Fixed points
Let S = x_1, \dots, x_n be a sequence of integer numbers such that x_1 < \cdots < x_n.
For every integer number a and every index 1 \leq i \leq n, define f_a(i) = x_i + a. Write a program that, given S and a, tells whether there is some i such that f_a(i) = i.
Input: Input consists of several cases. Every case begins with n, followed by S, followed by a number m, followed by m different integer numbers a_1, \dots, a_m.
Assume 1 \leq n \leq 10^6.
Output: For every case, print its number starting at 1. Afterwards, for every a_j print the position of its fixed point. If no fixed point exists, state so. If there is more than one fixed point, print the smallest one. Print a blank line after the output for every case.

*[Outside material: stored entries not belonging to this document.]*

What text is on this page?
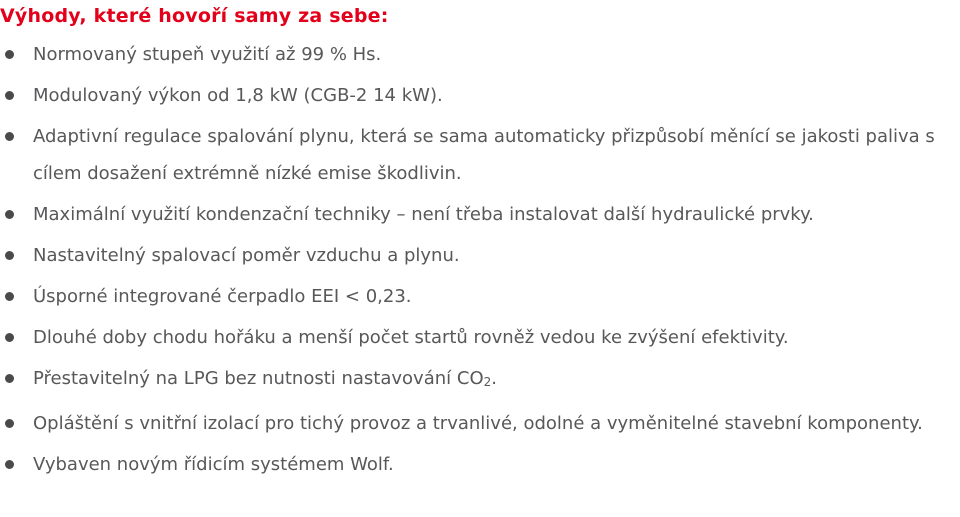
Výhody, které hovoří samy za sebe:
Normovaný stupeň využití až 99 % Hs.
Modulovaný výkon od 1,8 kW (CGB-2 14 kW).
Adaptivní regulace spalování plynu, která se sama automaticky přizpůsobí měnící se jakosti paliva s cílem dosažení extrémně nízké emise škodlivin.
Maximální využití kondenzační techniky – není třeba instalovat další hydraulické prvky.
Nastavitelný spalovací poměr vzduchu a plynu.
Úsporné integrované čerpadlo EEI < 0,23.
Dlouhé doby chodu hořáku a menší počet startů rovněž vedou ke zvýšení efektivity.
Přestavitelný na LPG bez nutnosti nastavování $CO_2$.
Opláštění s vnitřní izolací pro tichý provoz a trvanlivé, odolné a vyměnitelné stavební komponenty.
Vybaven novým řídicím systémem Wolf.
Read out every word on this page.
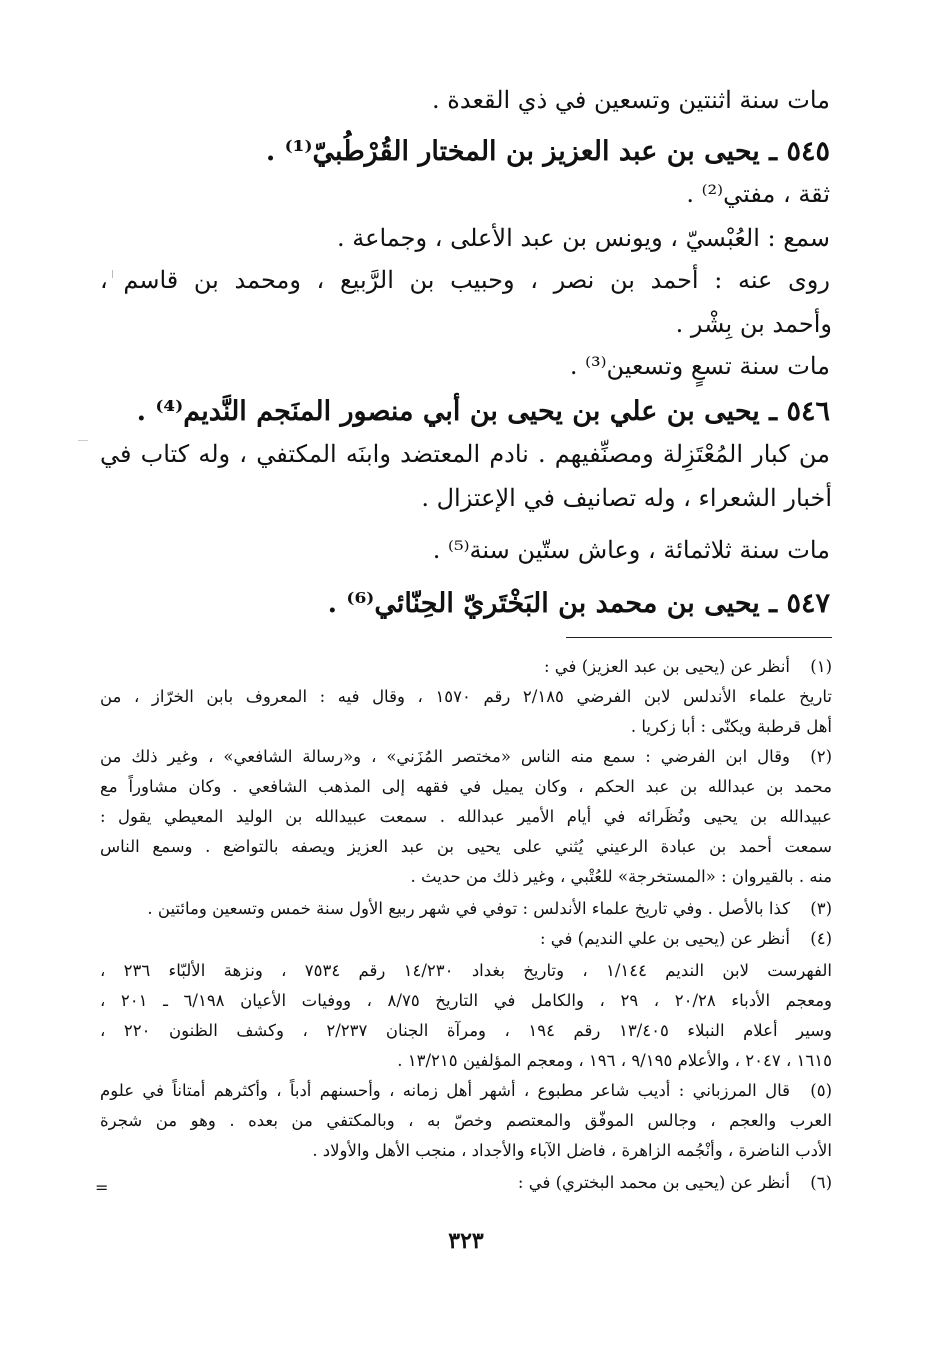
مات سنة اثنتين وتسعين في ذي القعدة .
٥٤٥ ـ يحيى بن عبد العزيز بن المختار القُرْطُبيّ⁽¹⁾ .
ثقة ، مفتي⁽²⁾ .
سمع : العُبْسيّ ، ويونس بن عبد الأعلى ، وجماعة .
روى عنه : أحمد بن نصر ، وحبيب بن الرَّبيع ، ومحمد بن قاسم ،
وأحمد بن بِشْر .
مات سنة تسعٍ وتسعين⁽³⁾ .
٥٤٦ ـ يحيى بن علي بن يحيى بن أبي منصور المنَجم النَّديم⁽⁴⁾ .
من كبار المُعْتَزِلة ومصنِّفيهم . نادم المعتضد وابنَه المكتفي ، وله كتاب في
أخبار الشعراء ، وله تصانيف في الإعتزال .
مات سنة ثلاثمائة ، وعاش ستّين سنة⁽⁵⁾ .
٥٤٧ ـ يحيى بن محمد بن البَخْتَريّ الحِنّائي⁽⁶⁾ .
(١)
أنظر عن (يحيى بن عبد العزيز) في :
تاريخ علماء الأندلس لابن الفرضي ٢/١٨٥ رقم ١٥٧٠ ، وقال فيه : المعروف بابن الخرّاز ، من
أهل قرطبة ويكنّى : أبا زكريا .
(٢)
وقال ابن الفرضي : سمع منه الناس «مختصر المُزَني» ، و«رسالة الشافعي» ، وغير ذلك من
محمد بن عبدالله بن عبد الحكم ، وكان يميل في فقهه إلى المذهب الشافعي . وكان مشاوراً مع
عبيدالله بن يحيى ونُظَرائه في أيام الأمير عبدالله . سمعت عبيدالله بن الوليد المعيطي يقول :
سمعت أحمد بن عبادة الرعيني يُثني على يحيى بن عبد العزيز ويصفه بالتواضع . وسمع الناس
منه . بالقيروان : «المستخرجة» للعُتْبي ، وغير ذلك من حديث .
(٣)
كذا بالأصل . وفي تاريخ علماء الأندلس : توفي في شهر ربيع الأول سنة خمس وتسعين ومائتين .
(٤)
أنظر عن (يحيى بن علي النديم) في :
الفهرست لابن النديم ١/١٤٤ ، وتاريخ بغداد ١٤/٢٣٠ رقم ٧٥٣٤ ، ونزهة الألبّاء ٢٣٦ ،
ومعجم الأدباء ٢٠/٢٨ ، ٢٩ ، والكامل في التاريخ ٨/٧٥ ، ووفيات الأعيان ٦/١٩٨ ـ ٢٠١ ،
وسير أعلام النبلاء ١٣/٤٠٥ رقم ١٩٤ ، ومرآة الجنان ٢/٢٣٧ ، وكشف الظنون ٢٢٠ ،
١٦١٥ ، ٢٠٤٧ ، والأعلام ٩/١٩٥ ، ١٩٦ ، ومعجم المؤلفين ١٣/٢١٥ .
(٥)
قال المرزباني : أديب شاعر مطبوع ، أشهر أهل زمانه ، وأحسنهم أدباً ، وأكثرهم أمتاناً في علوم
العرب والعجم ، وجالس الموفّق والمعتصم وخصّ به ، وبالمكتفي من بعده . وهو من شجرة
الأدب الناضرة ، وأنْجُمه الزاهرة ، فاضل الآباء والأجداد ، منجب الأهل والأولاد .
(٦)
أنظر عن (يحيى بن محمد البختري) في :
=
٣٢٣
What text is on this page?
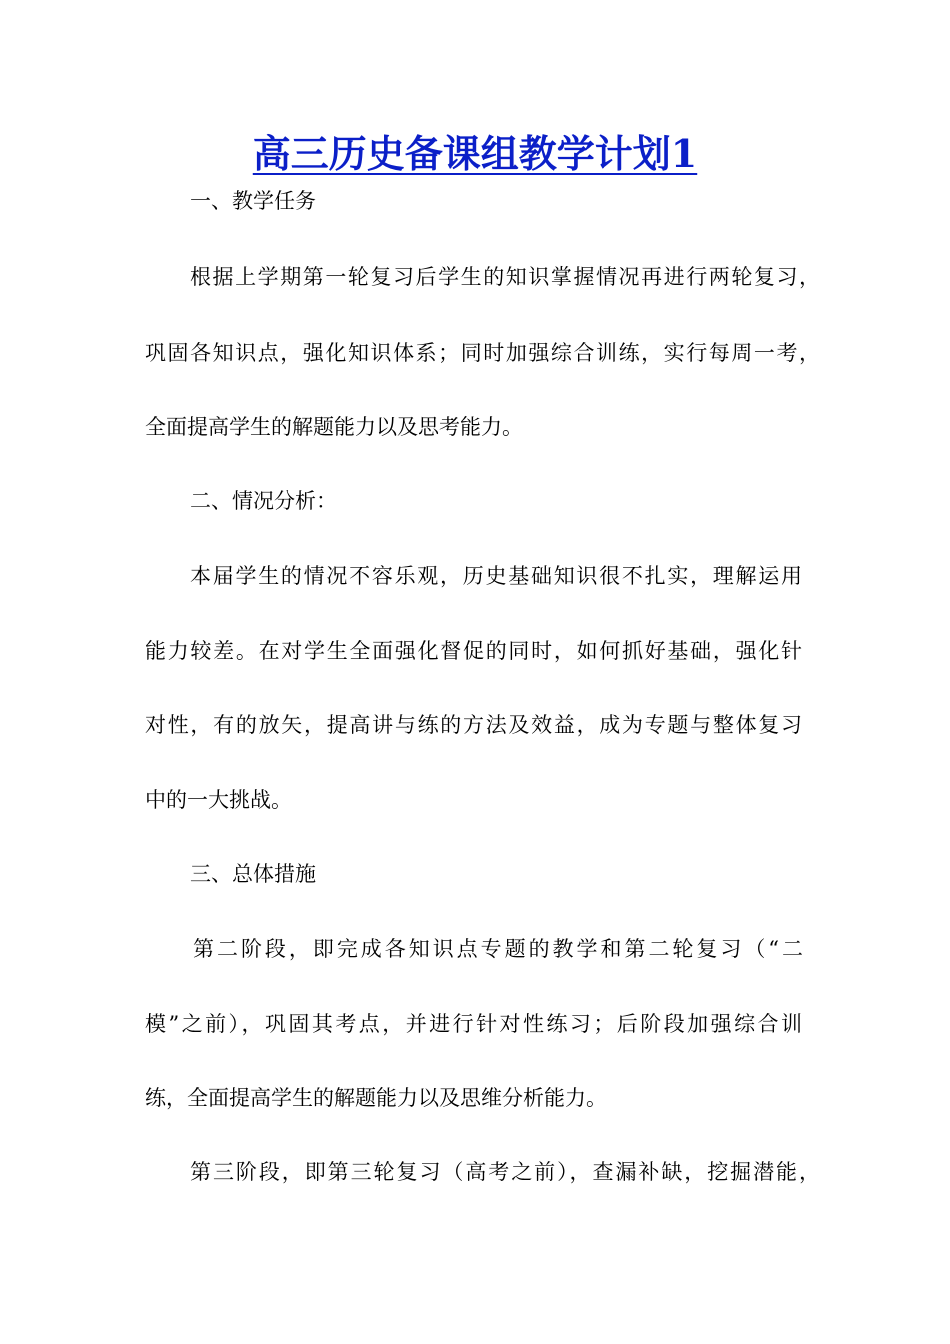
高三历史备课组教学计划1
一、教学任务
根据上学期第一轮复习后学生的知识掌握情况再进行两轮复习，
巩固各知识点，强化知识体系；同时加强综合训练，实行每周一考，
全面提高学生的解题能力以及思考能力。
二、情况分析：
本届学生的情况不容乐观，历史基础知识很不扎实，理解运用
能力较差。在对学生全面强化督促的同时，如何抓好基础，强化针
对性，有的放矢，提高讲与练的方法及效益，成为专题与整体复习
中的一大挑战。
三、总体措施
第二阶段，即完成各知识点专题的教学和第二轮复习（“二
模”之前），巩固其考点，并进行针对性练习；后阶段加强综合训
练，全面提高学生的解题能力以及思维分析能力。
第三阶段，即第三轮复习（高考之前），查漏补缺，挖掘潜能，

Look at the sequence given by x_i + a - i, for i=1,\dots, n, and we want to search for the first occurrence of 0 in that sequence (why?). If the sequence was increasing/decreasing then great, dichotomic search! Is it increasing/decreasing? Yes/No, why?
//Fixed Points
#include<iostream>
#include<vector>
using namespace std;
int fixpoint(const vector<int> &v, int left, int right, int a){
if (left > right) return -1;
if (left == right){
if (v[left] + a == left) return left;
else return -1;
}
int mid = (left+right)/2;
/*
Since the ordering on v is strict, for k>0
v[x-k]<=v[x]-k
therefore if v[x] + a < x then
v[x-k] +a <= v[x] - k +a < x - k
hence, x-k cannot be a fixpoint
*/
if (v[mid] + a < mid) return fixpoint(v, mid+1, right, a);
else return fixpoint(v, left, mid, a);
}
int main(){
int cnt = 1;
int n;
while (cin >> n ){
vector<int> v(n+1);//Indices start at 1
for(int i = 1; i <=n; ++i)
cin >> v[i];
int m;
cin >> m;
vector<int> a(m);
for (int i = 0; i < m; ++i)
cin >> a[i];
cout << "Sequence #" << cnt << endl;
for (int i = 0; i < m; ++i){
int fp = fixpoint(v, 1, n, a[i]);
if (fp>=0) cout << "fixed point for " << a[i] << ": " << fp << endl;
else cout << "no fixed point for " << a[i] << endl;
}
cout << endl;
++cnt;
}
}